Hey a local. Interested to see what they find. I bet it was from the pdi and not the factory...


----------



## diesel (Jun 8, 2013)

Keep us posted on what they find. I know there has been at least one other member that had an oil leak not related to an oil change, but I can't remember what it was. I know there's a thread on here somewhere about it.


----------



## dieselbrnr (Sep 17, 2013)

Welcome to the CTD club!!!!!


----------



## Chevy Customer Care (Oct 29, 2011)

JRB'sOilburningCruze said:


> Well I discovered these on my driveway. Right under where I park the CTD. Only 2,600 miles on the clock. I'm going to see how good Ourisman Cheverolet Of Bowie's service department is.


Hey there,

Please let me know if you need any additional assistance with this. I look forward to hearing about your updates from the dealership! 

Patsy G
Chevrolet Customer Care


----------



## oilburner (Jun 13, 2013)

diesel said:


> Keep us posted on what they find. I know there has been at least one other member that had an oil leak not related to an oil change, but I can't remember what it was. I know there's a thread on here somewhere about it.
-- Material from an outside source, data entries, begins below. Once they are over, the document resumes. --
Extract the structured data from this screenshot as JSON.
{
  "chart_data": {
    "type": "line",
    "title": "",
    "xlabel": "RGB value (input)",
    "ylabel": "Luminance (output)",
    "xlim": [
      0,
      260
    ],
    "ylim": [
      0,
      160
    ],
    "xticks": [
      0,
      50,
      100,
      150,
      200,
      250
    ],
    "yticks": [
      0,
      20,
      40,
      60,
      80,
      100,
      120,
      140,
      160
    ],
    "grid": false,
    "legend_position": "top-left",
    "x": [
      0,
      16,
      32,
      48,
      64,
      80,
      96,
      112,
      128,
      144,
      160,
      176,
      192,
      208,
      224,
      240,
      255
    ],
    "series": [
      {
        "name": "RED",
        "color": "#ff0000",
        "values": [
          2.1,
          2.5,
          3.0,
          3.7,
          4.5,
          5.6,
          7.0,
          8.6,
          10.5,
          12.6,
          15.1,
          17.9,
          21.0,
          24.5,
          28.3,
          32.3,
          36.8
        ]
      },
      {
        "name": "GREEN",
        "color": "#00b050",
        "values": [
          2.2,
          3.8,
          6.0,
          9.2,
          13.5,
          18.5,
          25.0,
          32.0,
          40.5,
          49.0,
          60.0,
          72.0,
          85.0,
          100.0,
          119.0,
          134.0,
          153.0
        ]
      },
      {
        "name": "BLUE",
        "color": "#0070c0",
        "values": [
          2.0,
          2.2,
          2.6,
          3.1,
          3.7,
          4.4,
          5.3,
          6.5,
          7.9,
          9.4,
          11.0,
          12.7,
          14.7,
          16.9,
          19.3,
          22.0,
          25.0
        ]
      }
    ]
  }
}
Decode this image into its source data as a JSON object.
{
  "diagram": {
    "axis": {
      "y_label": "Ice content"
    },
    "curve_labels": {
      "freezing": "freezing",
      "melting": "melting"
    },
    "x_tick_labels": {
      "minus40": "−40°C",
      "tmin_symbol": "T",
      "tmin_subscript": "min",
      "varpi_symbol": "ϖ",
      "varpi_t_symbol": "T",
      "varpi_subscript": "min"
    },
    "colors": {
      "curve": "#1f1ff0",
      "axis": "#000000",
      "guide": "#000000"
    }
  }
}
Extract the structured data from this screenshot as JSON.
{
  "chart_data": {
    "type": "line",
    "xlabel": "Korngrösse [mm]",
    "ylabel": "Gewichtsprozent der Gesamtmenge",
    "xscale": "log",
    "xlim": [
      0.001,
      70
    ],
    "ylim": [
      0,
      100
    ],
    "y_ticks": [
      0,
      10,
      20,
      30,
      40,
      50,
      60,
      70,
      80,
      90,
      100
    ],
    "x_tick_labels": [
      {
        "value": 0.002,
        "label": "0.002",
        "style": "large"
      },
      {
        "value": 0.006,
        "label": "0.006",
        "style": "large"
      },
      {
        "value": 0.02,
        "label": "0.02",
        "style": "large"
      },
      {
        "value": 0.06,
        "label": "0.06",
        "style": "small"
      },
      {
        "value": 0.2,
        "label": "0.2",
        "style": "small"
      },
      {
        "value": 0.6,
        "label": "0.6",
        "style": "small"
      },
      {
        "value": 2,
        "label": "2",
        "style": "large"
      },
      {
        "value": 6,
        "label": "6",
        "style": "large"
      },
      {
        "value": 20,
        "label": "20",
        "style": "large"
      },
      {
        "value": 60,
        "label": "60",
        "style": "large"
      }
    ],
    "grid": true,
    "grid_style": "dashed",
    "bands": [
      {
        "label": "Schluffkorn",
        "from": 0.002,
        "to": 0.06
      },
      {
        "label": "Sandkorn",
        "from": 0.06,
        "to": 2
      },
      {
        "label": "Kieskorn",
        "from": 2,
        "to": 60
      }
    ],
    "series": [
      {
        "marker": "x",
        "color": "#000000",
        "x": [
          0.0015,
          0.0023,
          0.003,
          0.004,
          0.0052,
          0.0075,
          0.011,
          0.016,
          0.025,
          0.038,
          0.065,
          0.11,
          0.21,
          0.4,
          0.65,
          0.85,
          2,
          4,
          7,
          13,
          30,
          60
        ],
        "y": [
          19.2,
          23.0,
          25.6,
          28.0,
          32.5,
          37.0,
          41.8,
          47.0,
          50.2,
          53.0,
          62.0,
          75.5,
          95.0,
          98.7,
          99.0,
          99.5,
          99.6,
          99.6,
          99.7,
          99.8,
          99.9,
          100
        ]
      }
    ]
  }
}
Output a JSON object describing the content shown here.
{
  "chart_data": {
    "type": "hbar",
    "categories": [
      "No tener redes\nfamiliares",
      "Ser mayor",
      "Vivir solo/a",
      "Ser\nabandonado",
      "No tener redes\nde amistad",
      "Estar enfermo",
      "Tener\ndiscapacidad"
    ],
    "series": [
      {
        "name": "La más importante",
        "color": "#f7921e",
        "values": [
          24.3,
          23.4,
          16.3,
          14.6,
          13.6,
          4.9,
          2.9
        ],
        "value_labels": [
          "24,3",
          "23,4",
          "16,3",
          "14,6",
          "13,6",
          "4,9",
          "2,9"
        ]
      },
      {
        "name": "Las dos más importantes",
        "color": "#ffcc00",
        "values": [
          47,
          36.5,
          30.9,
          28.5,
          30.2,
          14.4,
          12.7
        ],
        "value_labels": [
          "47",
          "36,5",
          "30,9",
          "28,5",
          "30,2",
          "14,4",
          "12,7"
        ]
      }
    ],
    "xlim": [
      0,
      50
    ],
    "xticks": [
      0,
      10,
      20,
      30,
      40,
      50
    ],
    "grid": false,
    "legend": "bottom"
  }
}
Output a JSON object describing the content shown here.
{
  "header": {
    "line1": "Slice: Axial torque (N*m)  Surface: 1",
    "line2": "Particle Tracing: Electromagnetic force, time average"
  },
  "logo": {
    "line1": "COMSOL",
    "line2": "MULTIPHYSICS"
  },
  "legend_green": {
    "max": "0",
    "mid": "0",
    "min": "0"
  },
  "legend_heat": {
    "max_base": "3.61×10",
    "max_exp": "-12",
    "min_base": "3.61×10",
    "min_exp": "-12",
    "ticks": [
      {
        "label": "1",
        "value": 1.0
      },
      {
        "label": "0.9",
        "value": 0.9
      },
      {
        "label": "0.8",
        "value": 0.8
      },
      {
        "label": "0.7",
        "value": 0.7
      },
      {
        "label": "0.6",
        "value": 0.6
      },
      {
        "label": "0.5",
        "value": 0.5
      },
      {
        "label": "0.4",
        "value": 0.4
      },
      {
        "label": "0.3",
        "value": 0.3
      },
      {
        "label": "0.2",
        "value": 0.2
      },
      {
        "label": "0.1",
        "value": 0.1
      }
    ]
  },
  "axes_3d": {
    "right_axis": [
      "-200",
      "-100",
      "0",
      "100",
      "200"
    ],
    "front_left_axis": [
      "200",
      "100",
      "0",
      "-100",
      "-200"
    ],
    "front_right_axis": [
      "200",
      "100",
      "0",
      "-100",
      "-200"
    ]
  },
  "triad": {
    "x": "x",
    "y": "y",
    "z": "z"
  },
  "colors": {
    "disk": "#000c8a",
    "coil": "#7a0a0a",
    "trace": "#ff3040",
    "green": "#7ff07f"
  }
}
I remember it just being a valve cover.


----------



## JRB'sOilburningCruze (Feb 25, 2015)

Drove the car to work today, no drips under car. Oil level on dipstick is full. I'm keeping a close watch on it.


----------



## verstohlen (Mar 21, 2015)

My backup camera took a dump today. Seemed odd when I left work. Come home, didn't want to park behind the car in garage so I backed up and moved and when the camera popped up, was black and had some nasty looking images , white shearing top left of screen. Turned it off, tried it again, turned on normal for one second or so and went black. Gotta call and make an appointment for warranty... >.<


----------



## Scott M. (Apr 23, 2013)

is it oil or fuel ? Where is the spot showing up relative to the car ?


----------



## dieselbrnr (Sep 17, 2013)

yeah Diesel that was me. valve cover leak that produced an oily mist coming out of the engine area. just one of many issues.


----------



## KpaxFAQ (Sep 1, 2013)

Sounds like you got a lemon


----------